Cellulari e tumore: corte di Torino certifica la connessione
Da anni ormai la questione è di quelle spinose: se è quasi intuitivo che i dispositivi elettronici ed elettromagnetici che teniamo costantemente accanto al nostro corpo bene non facciano alla nostra salute, allo stesso tempo non ci sono ancora studi unanimemente riconosciuti che ne certificano la nocività.
E per questo, in caso di cause legali che vedevano coinvolti consumatori e produttori, difficilmente i primi hanno avuto ragione, ma una recente sentenza della Corte di Appello di Torino potrebbe cambiare le carte in tavola.
La Corte di appello di Torino ha infatti confermato la sentenza del giudice Luca Fadda, che nell’aprile 2017 aveva condannato l’Inail a riconoscere una rendita da malattia professionale ad un ex tecnico della Telecom per l’uso “abnorme” del telefonino, dovuto al suo lavoro, nel periodo 1995-2010.
In soldini, la sentenza ha riconosciuto che il tumore al nervo acustico dell’orecchio destro che ha colpito Roberto Romeo, colui che ha intentato la causa, è stato causato dall’uso del cellulare.

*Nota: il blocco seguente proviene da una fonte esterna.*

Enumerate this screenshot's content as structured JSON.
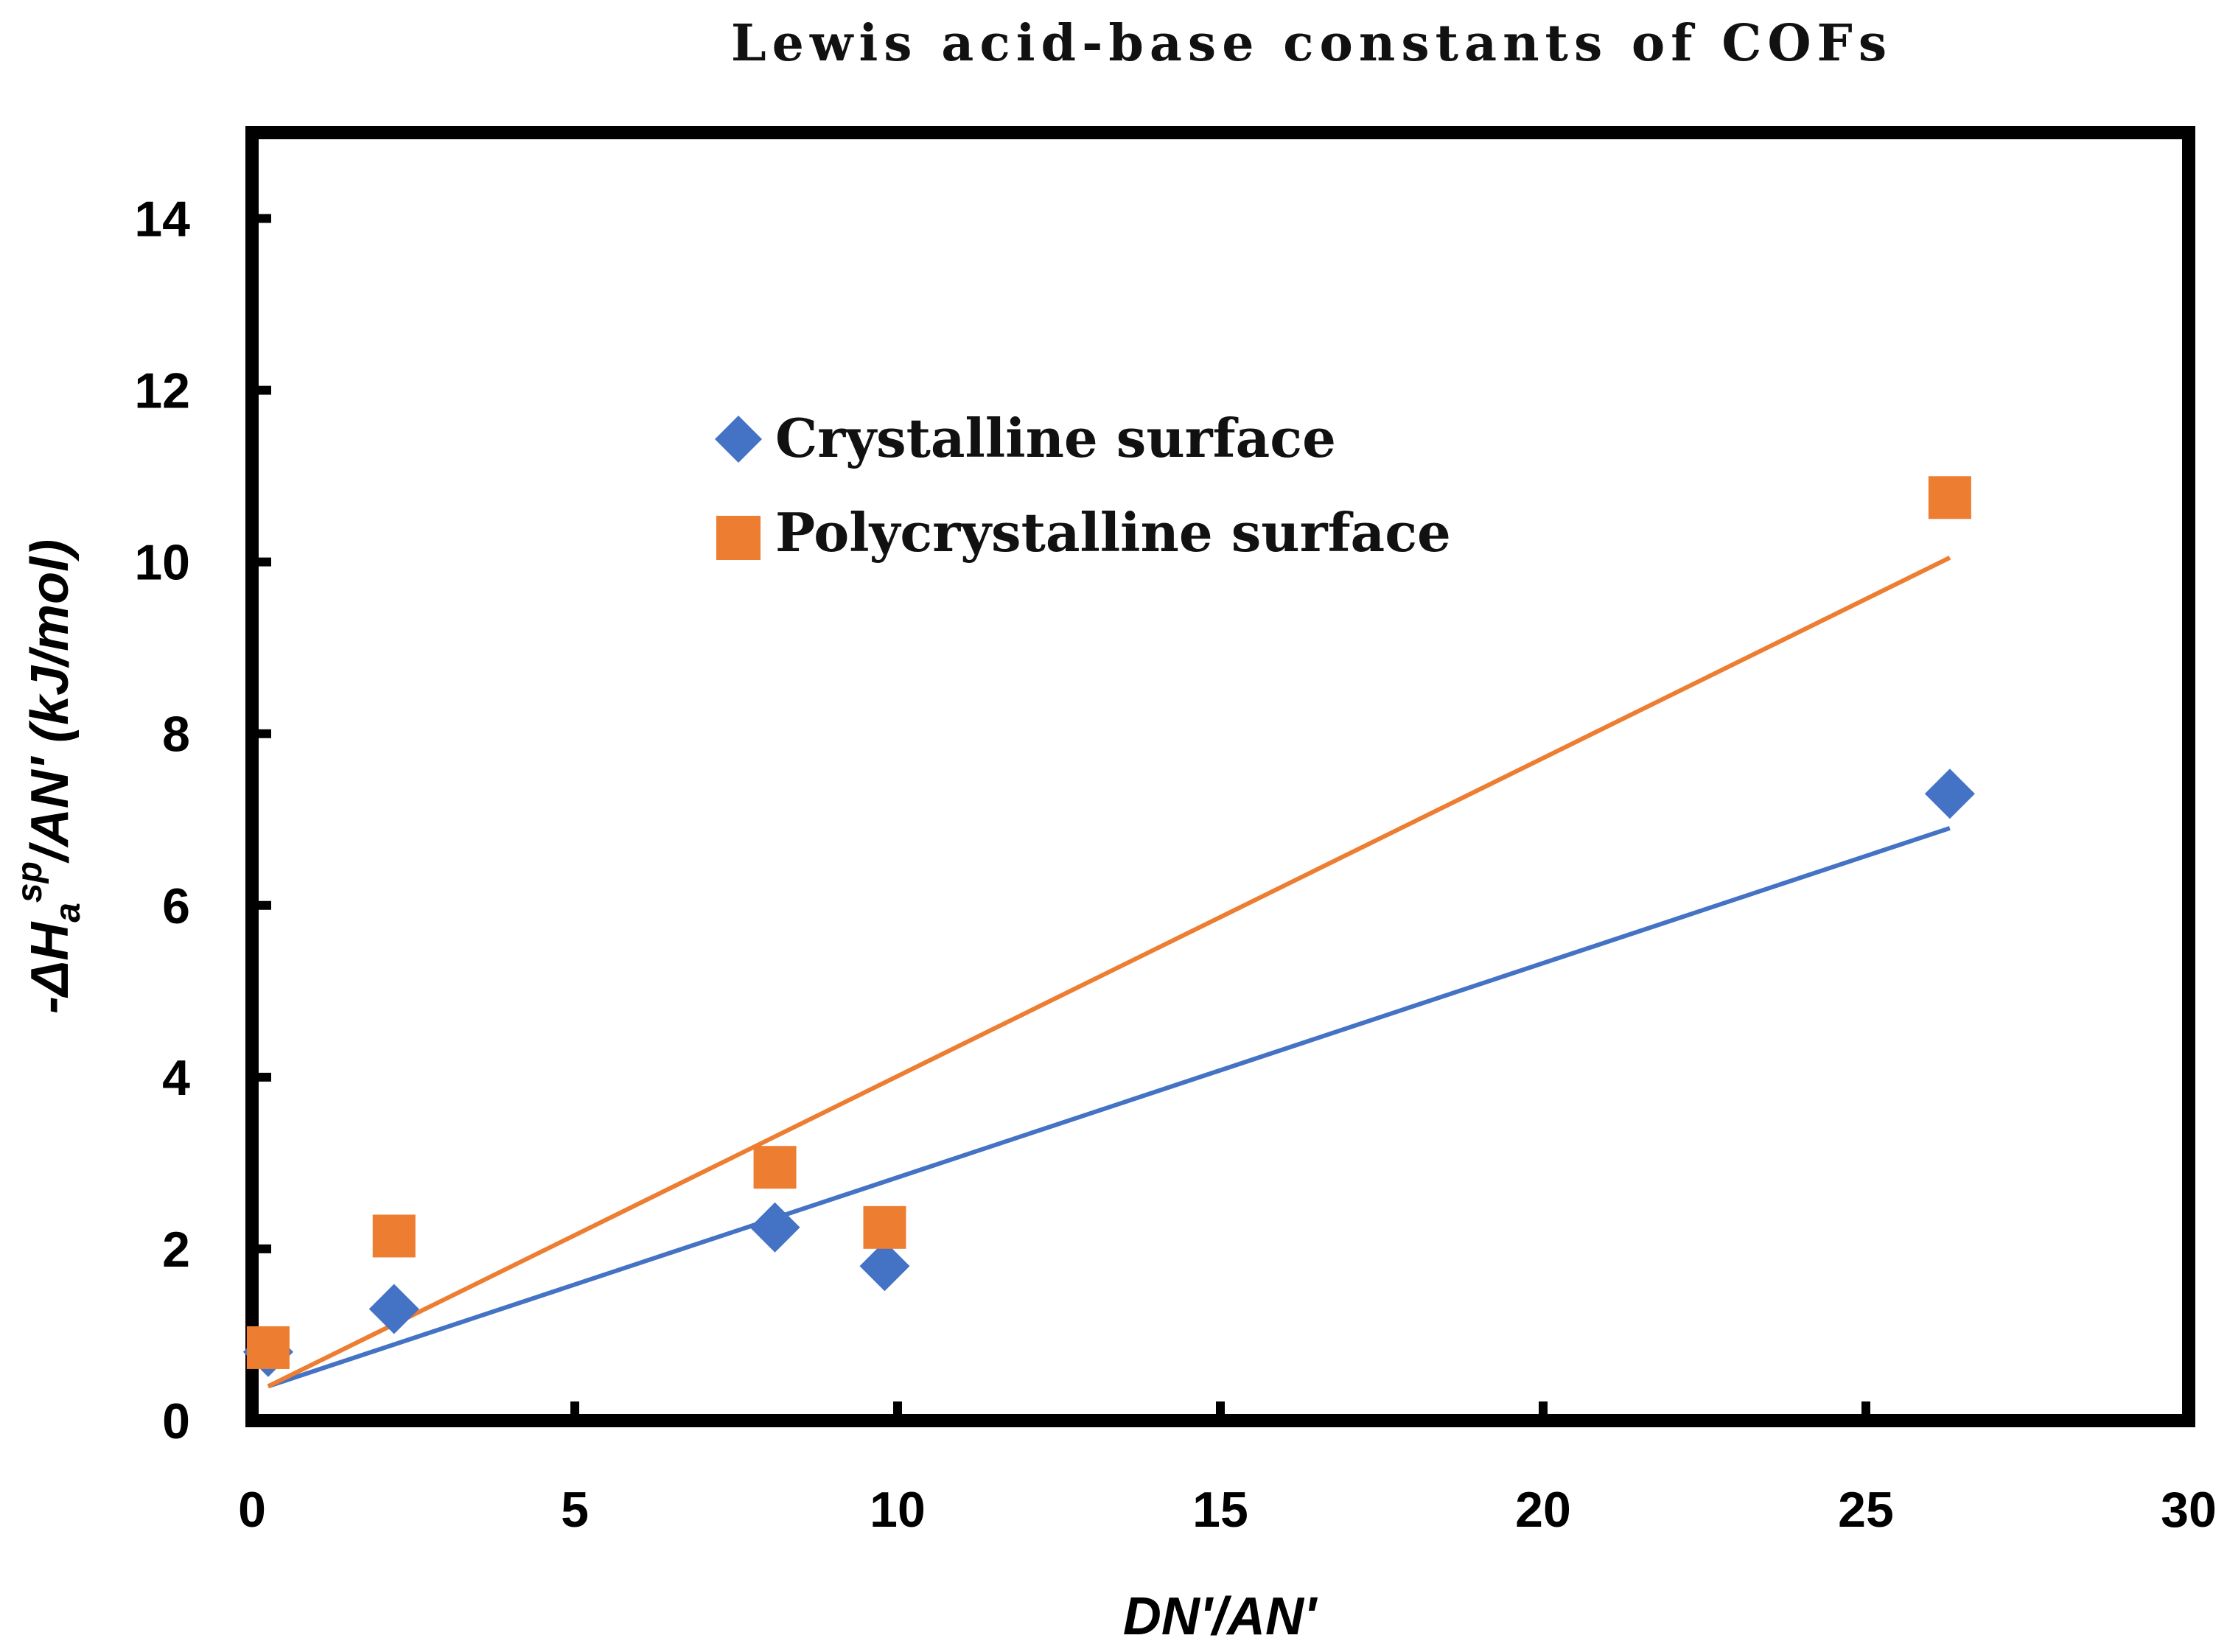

“Buona parte della letteratura scientifica che esclude la cancerogenicità dell’esposizione a radiofrequenze (…) versa in posizione di conflitto d’interessi, peraltro non sempre dichiarato”, scrivono i giudici, sulla base delle conclusioni dei consulenti Carolina Marino e Angelo D’Errico, nominati per rianalizzare il materiale probatorio già soppesato dal ctu del giudice di Ivrea, Maurizio Crosignani.
“Una sentenza storica, come lo era stata quella di Ivrea, la prima al mondo a confermare il nesso causa-effetto tra il tumore e l’uso del cellulare”, spiegano gli avvocati Stefano Bertone e Renato Ambrosio. “La nostra è una battaglia di sensibilizzazione. Manca informazione, eppure è una questione che interessa la salute dei cittadini. Basta usare il cellulare 30 minuti al giorno per otto anni per essere a rischio”.